Alors que l’exercice d’enregistrement des colporteurs de la capitale a débuté depuis jeudi, la Street Vendors Association et le Front Commun des Marchands ambulants réclament l’arrêt immédiat de toutes les procédures enclenchées par la municipalité de Port-Louis. Mécontents, ils dénoncent la « pagaille » autour de cet exercice. Du côté du ministère des Collectivités locales, l’on affirme que le gouvernement compte rester ferme sur sa décision de recaser les marchands de rue à Decaen (gare Victoria) et Immigration (à côté de l’ancien poste de police de Trou-Fanfaron).
La Street Vendors Association et le Front Commun des Marchands ambulants se sont réunis pour commenter l’exercice d’enregistrement des marchands de rue qui a débuté jeudi et qui se poursuit aujourd’hui et lundi prochain en vue de leur relogement temporaire aux places Decaen et Immigration. « C’est avec surprise que nous avons appris dans les médias le début des procédures d’enregistrement des marchands ambulants de Port-Louis en vue d’obtenir un étal à Decaen et place Immigration », commente Hyder Raman. Ce dernier soutient que la municipalité de Port-Louis n’a pas informé les principales associations défendant l’intérêt des colporteurs au sujet d’un tel exercice. Le système mis en place par les autorités présente plusieurs contraintes, ajoute-t-il. D’abord, le nombre insuffisant de places dans les deux sites, soit plus d’un millier alors que le nombre de colporteurs serait supérieur à 2 000 sur le terrain. « Il y a un problème de places qui va se poser à la suite du tirage au sort qui sera censé désigner les espaces que pourront occuper les marchands de rue aux places Decaen et Immigration », soutient Hyder Raman.
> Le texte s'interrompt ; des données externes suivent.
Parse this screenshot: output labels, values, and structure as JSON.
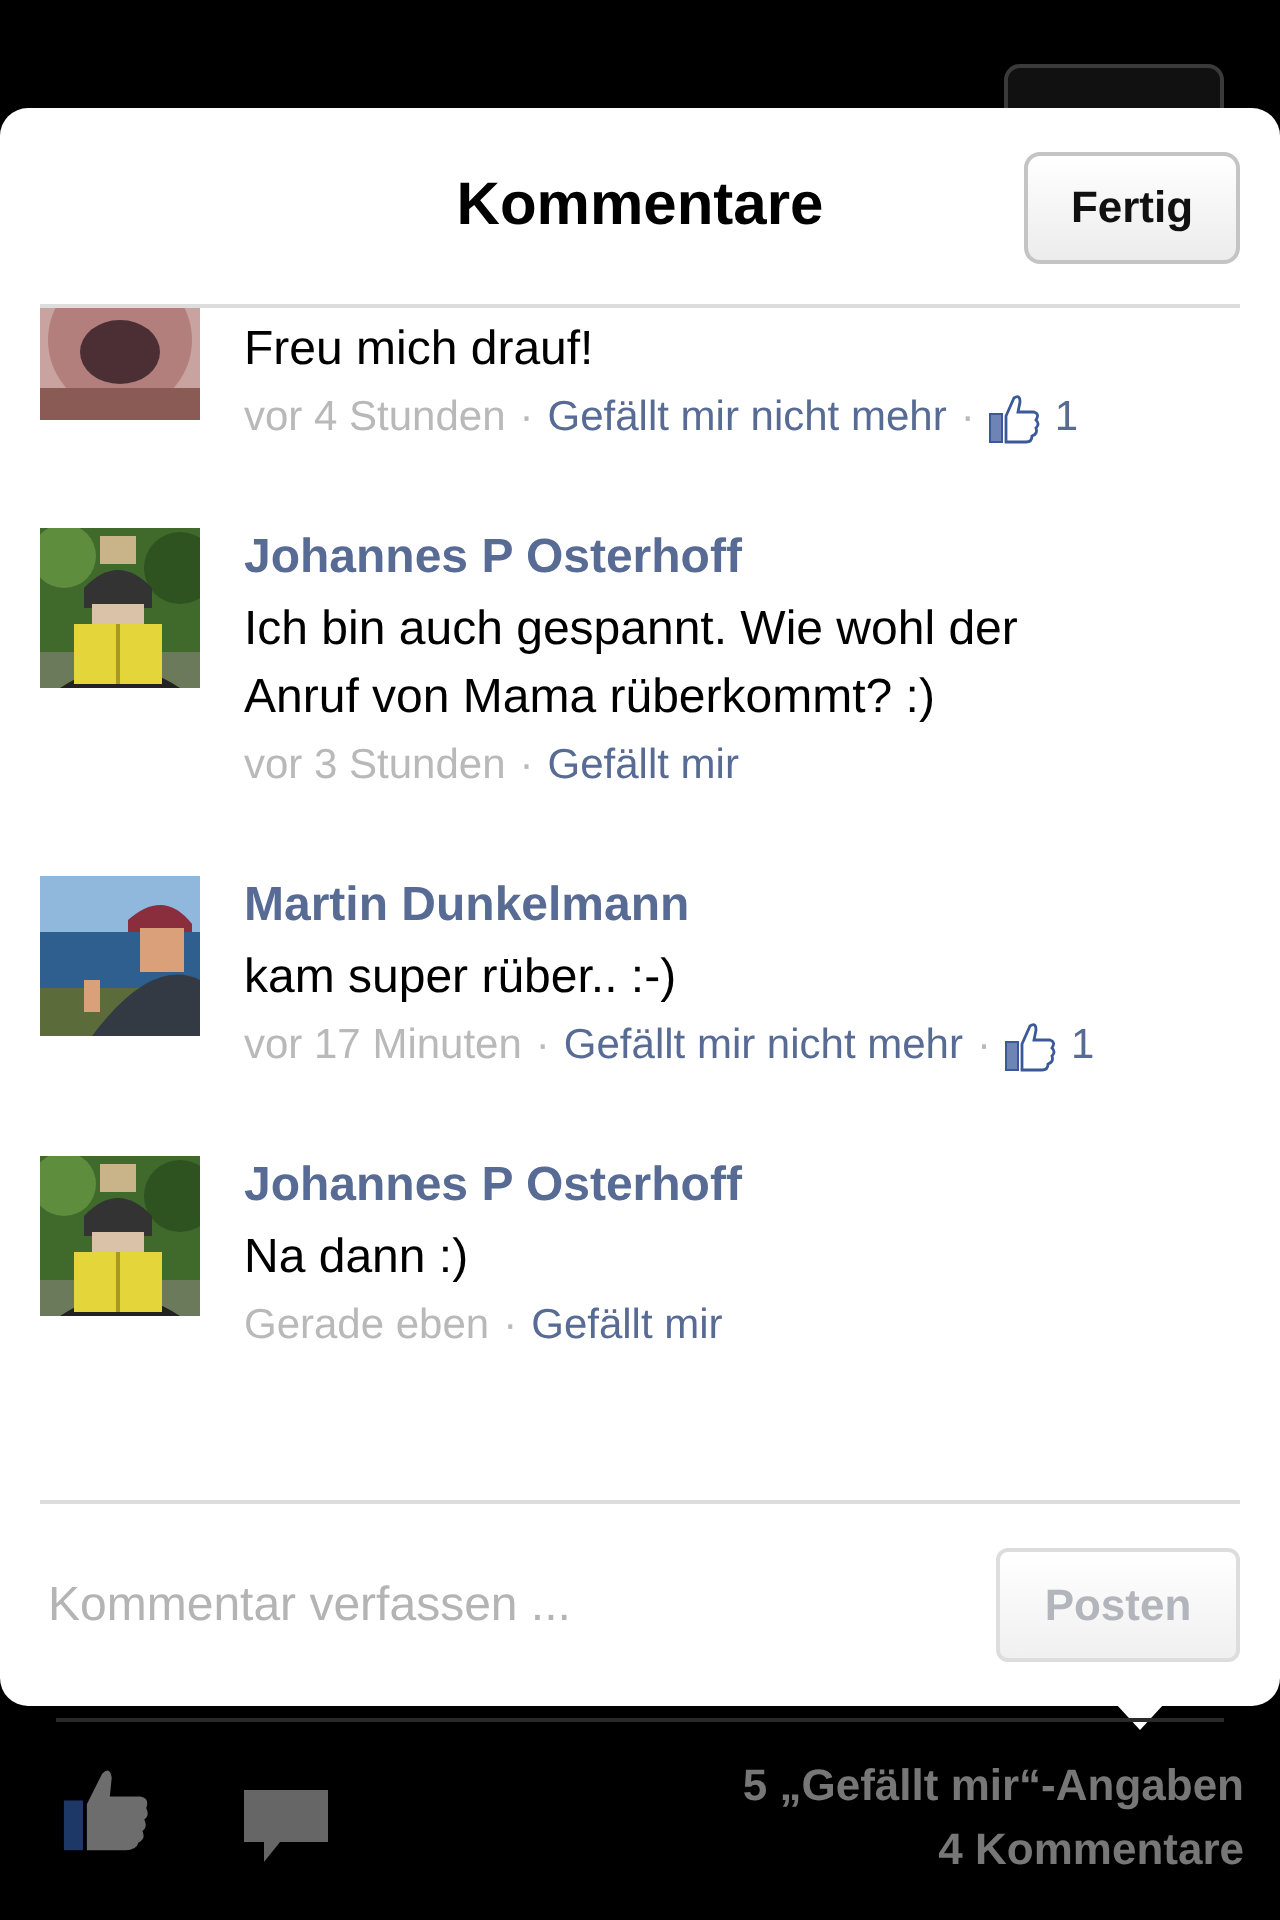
{
  "dialog": {
    "title": "Kommentare",
    "done_button": "Fertig",
    "meta_separator": "·"
  },
  "comments": [
    {
      "text": "Freu mich drauf!",
      "time": "vor 4 Stunden",
      "like_action": "Gefällt mir nicht mehr",
      "likes": "1"
    },
    {
      "author": "Johannes P Osterhoff",
      "text": "Ich bin auch gespannt. Wie wohl der Anruf von Mama rüberkommt? :)",
      "time": "vor 3 Stunden",
      "like_action": "Gefällt mir"
    },
    {
      "author": "Martin Dunkelmann",
      "text": "kam super rüber.. :-)",
      "time": "vor 17 Minuten",
      "like_action": "Gefällt mir nicht mehr",
      "likes": "1"
    },
    {
      "author": "Johannes P Osterhoff",
      "text": "Na dann :)",
      "time": "Gerade eben",
      "like_action": "Gefällt mir"
    }
  ],
  "composer": {
    "placeholder": "Kommentar verfassen ...",
    "button": "Posten",
    "button_disabled": true
  },
  "footer": {
    "like_count": "5 „Gefällt mir“-Angaben",
    "comment_count": "4 Kommentare"
  }
}
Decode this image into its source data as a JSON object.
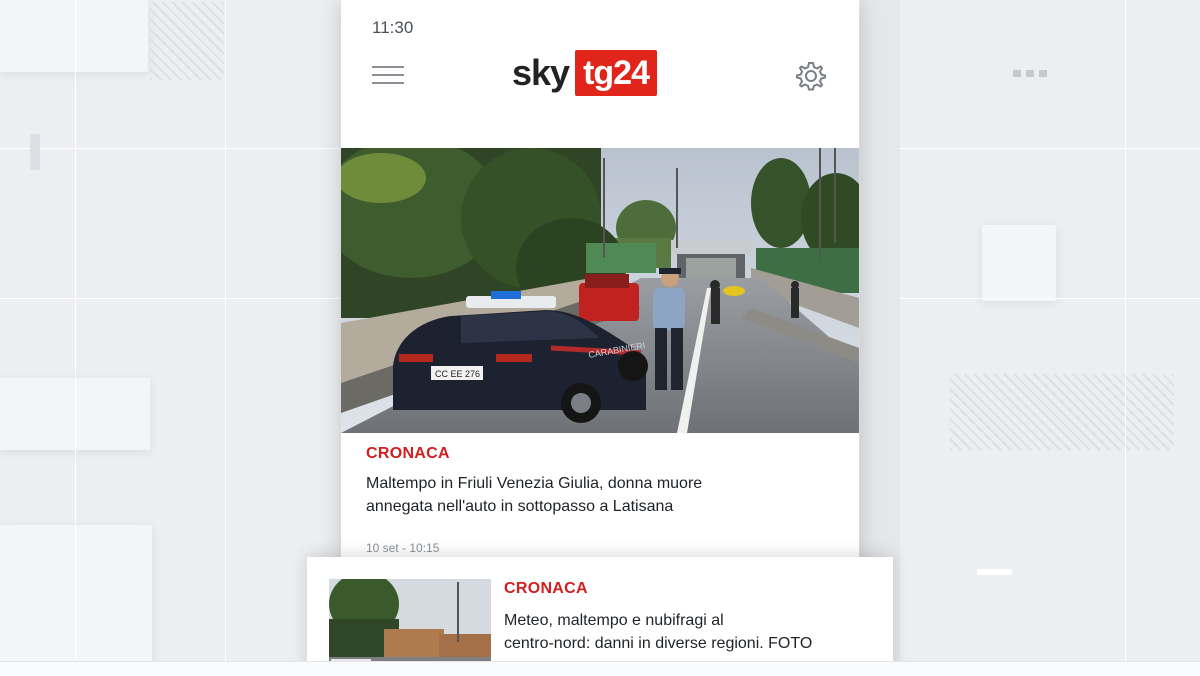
{
  "status_bar": {
    "time": "11:30"
  },
  "header": {
    "logo_sky": "sky",
    "logo_tg": "tg24",
    "menu_icon": "hamburger-menu-icon",
    "settings_icon": "gear-icon"
  },
  "articles": [
    {
      "category": "CRONACA",
      "title_line1": "Maltempo in Friuli Venezia Giulia, donna muore",
      "title_line2": "annegata nell'auto in sottopasso a Latisana",
      "date": "10 set - 10:15",
      "image": {
        "plate": "CC EE 276",
        "car_text": "CARABINIERI"
      }
    },
    {
      "category": "CRONACA",
      "title_line1": "Meteo, maltempo e nubifragi al",
      "title_line2": "centro-nord: danni in diverse regioni. FOTO"
    }
  ],
  "colors": {
    "accent": "#d21f1f",
    "logo_red": "#e1251b"
  }
}
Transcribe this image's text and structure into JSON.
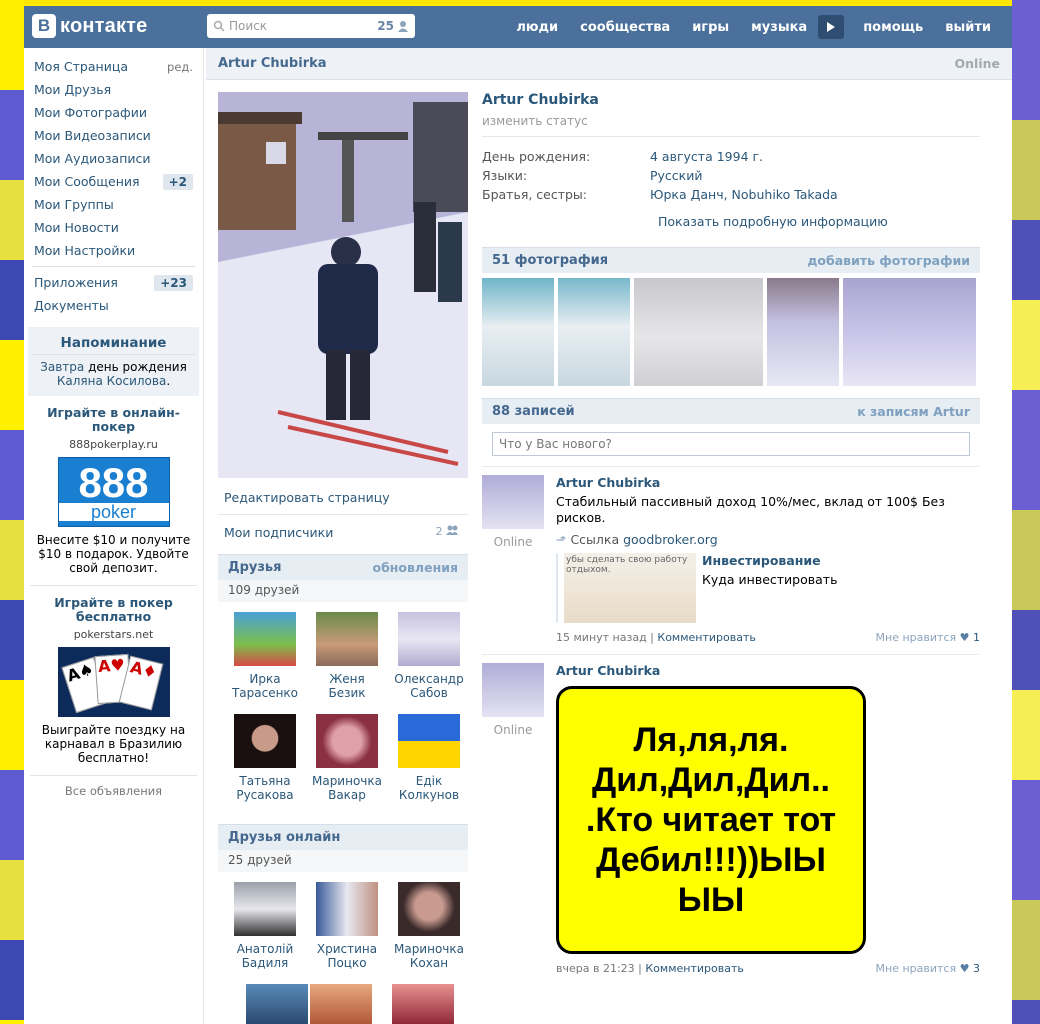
{
  "header": {
    "logo_b": "В",
    "logo_text": "контакте",
    "search_placeholder": "Поиск",
    "search_count": "25",
    "nav": [
      "люди",
      "сообщества",
      "игры",
      "музыка",
      "помощь",
      "выйти"
    ]
  },
  "sidebar": {
    "items": [
      {
        "label": "Моя Страница",
        "extra": "ред."
      },
      {
        "label": "Мои Друзья",
        "extra": ""
      },
      {
        "label": "Мои Фотографии",
        "extra": ""
      },
      {
        "label": "Мои Видеозаписи",
        "extra": ""
      },
      {
        "label": "Мои Аудиозаписи",
        "extra": ""
      },
      {
        "label": "Мои Сообщения",
        "extra": "+2"
      },
      {
        "label": "Мои Группы",
        "extra": ""
      },
      {
        "label": "Мои Новости",
        "extra": ""
      },
      {
        "label": "Мои Настройки",
        "extra": ""
      }
    ],
    "apps": "Приложения",
    "apps_count": "+23",
    "docs": "Документы"
  },
  "reminder": {
    "title": "Напоминание",
    "w1": "Завтра",
    "w2": "день рождения",
    "name": "Каляна Косилова",
    "dot": "."
  },
  "ads": [
    {
      "title": "Играйте в онлайн-покер",
      "url": "888pokerplay.ru",
      "img_num": "888",
      "img_word": "poker",
      "text": "Внесите $10 и получите $10 в подарок. Удвойте свой депозит."
    },
    {
      "title": "Играйте в покер бесплатно",
      "url": "pokerstars.net",
      "text": "Выиграйте поездку на карнавал в Бразилию бесплатно!"
    }
  ],
  "all_ads": "Все объявления",
  "profile": {
    "name": "Artur Chubirka",
    "online": "Online",
    "change_status": "изменить статус",
    "info": [
      {
        "k": "День рождения:",
        "v": "4 августа 1994 г."
      },
      {
        "k": "Языки:",
        "v": "Русский"
      },
      {
        "k": "Братья, сестры:",
        "v": "Юрка Данч, Nobuhiko Takada"
      }
    ],
    "more": "Показать подробную информацию"
  },
  "left_links": {
    "edit": "Редактировать страницу",
    "subs": "Мои подписчики",
    "subs_count": "2"
  },
  "friends": {
    "title": "Друзья",
    "updates": "обновления",
    "count": "109 друзей",
    "list": [
      {
        "n1": "Ирка",
        "n2": "Тарасенко"
      },
      {
        "n1": "Женя",
        "n2": "Безик"
      },
      {
        "n1": "Олександр",
        "n2": "Сабов"
      },
      {
        "n1": "Татьяна",
        "n2": "Русакова"
      },
      {
        "n1": "Мариночка",
        "n2": "Вакар"
      },
      {
        "n1": "Едік",
        "n2": "Колкунов"
      }
    ]
  },
  "friends_online": {
    "title": "Друзья онлайн",
    "count": "25 друзей",
    "list": [
      {
        "n1": "Анатолій",
        "n2": "Бадиля"
      },
      {
        "n1": "Христина",
        "n2": "Поцко"
      },
      {
        "n1": "Мариночка",
        "n2": "Кохан"
      }
    ]
  },
  "photos": {
    "title": "51 фотография",
    "add": "добавить фотографии"
  },
  "wall": {
    "title": "88 записей",
    "link": "к записям Artur",
    "placeholder": "Что у Вас нового?"
  },
  "posts": [
    {
      "author": "Artur Chubirka",
      "online": "Online",
      "text": "Стабильный пассивный доход 10%/мес, вклад от 100$ Без рисков.",
      "link_label": "Ссылка",
      "link": "goodbroker.org",
      "att_title": "Инвестирование",
      "att_sub": "Куда инвестировать",
      "att_img_text": "убы сделать свою работу отдыхом.",
      "time": "15 минут назад",
      "comment": "Комментировать",
      "like": "Мне нравится",
      "likes": "1"
    },
    {
      "author": "Artur Chubirka",
      "online": "Online",
      "image_text": "Ля,ля,ля. Дил,Дил,Дил.. .Кто читает тот Дебил!!!))ЫЫ ЫЫ",
      "time": "вчера в 21:23",
      "comment": "Комментировать",
      "like": "Мне нравится",
      "likes": "3"
    }
  ]
}
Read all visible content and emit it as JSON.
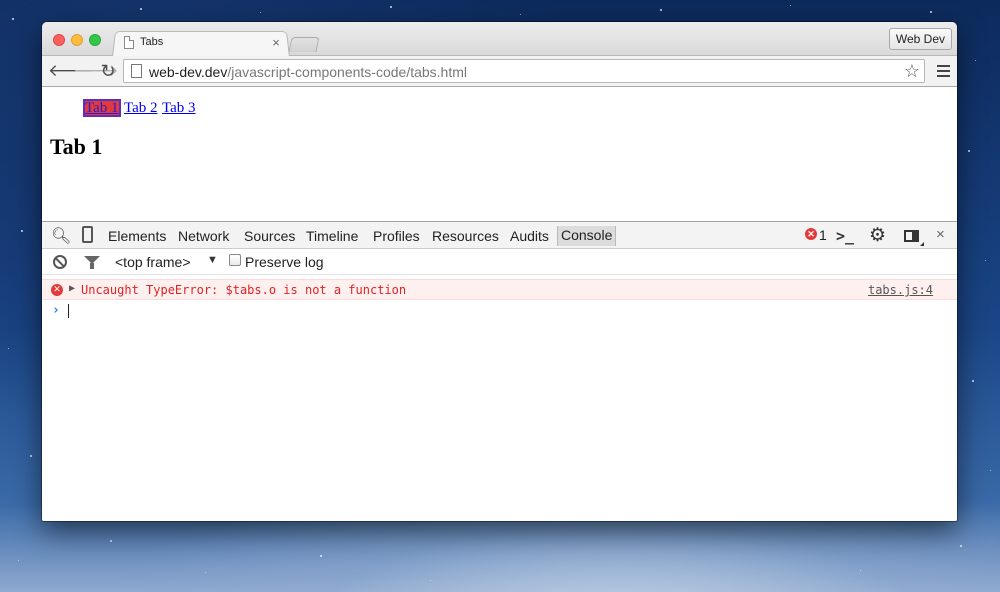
{
  "browser": {
    "tab_title": "Tabs",
    "tab_close": "×",
    "profile_label": "Web Dev",
    "url_host": "web-dev.dev",
    "url_path": "/javascript-components-code/tabs.html"
  },
  "page": {
    "tabs": [
      "Tab 1",
      "Tab 2",
      "Tab 3"
    ],
    "active_tab": "Tab 1",
    "heading": "Tab 1"
  },
  "devtools": {
    "panels": [
      "Elements",
      "Network",
      "Sources",
      "Timeline",
      "Profiles",
      "Resources",
      "Audits",
      "Console"
    ],
    "selected_panel": "Console",
    "error_count": "1",
    "frame_select": "<top frame>",
    "preserve_log_label": "Preserve log",
    "preserve_log_checked": false,
    "console": {
      "error_message": "Uncaught TypeError: $tabs.o is not a function",
      "error_source": "tabs.js:4",
      "prompt": "›"
    },
    "close_label": "×"
  },
  "colors": {
    "error_red": "#e33b3b",
    "error_bg": "#fff0f0",
    "link_blue": "#0000ee",
    "active_tab_bg": "#e23a3a"
  }
}
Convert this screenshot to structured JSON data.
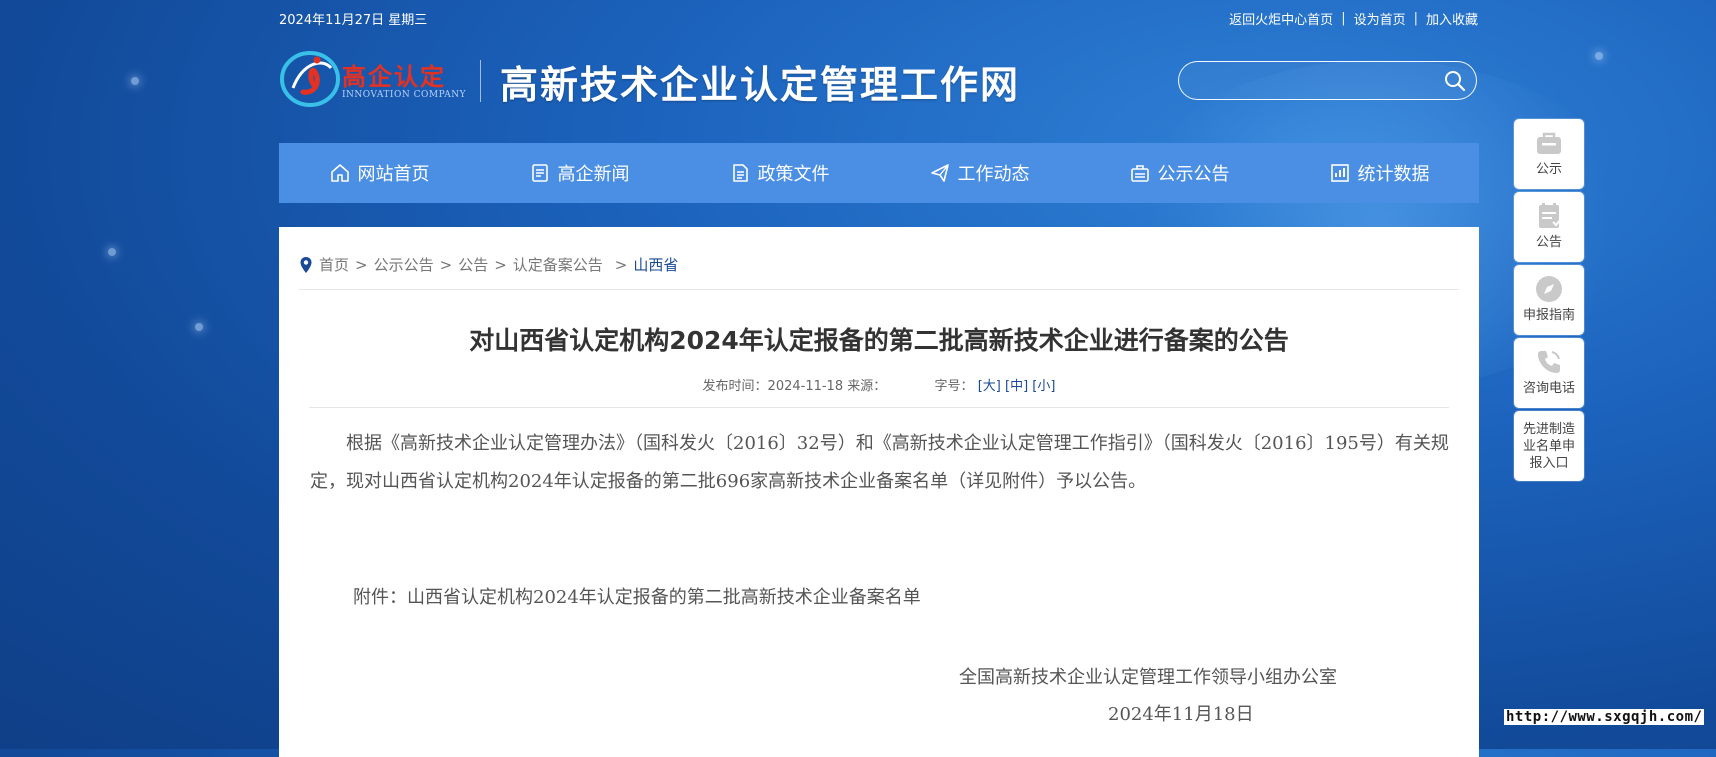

Le président de la Street Vendors Association fait également état de « deux sons de cloche » de la part des parlementaires, en faisant référence à une rencontre avec l’ancien ministre des TIC, Pravind Jugnauth, avant les élections municipales et une autre avec le ministre des Infrastructures publiques, Nando Bodha, au sujet du dossier de relogement des marchands de rue. Pravind Jugnauth, dit-il, avait parlé d’infrastructures modernes pour permettre aux marchands ambulants d’opérer, de régulariser leur situation. Or, l’association est d’avis que les sites identifiés par les autorités pour le relogement temporaire ne sont pas propices.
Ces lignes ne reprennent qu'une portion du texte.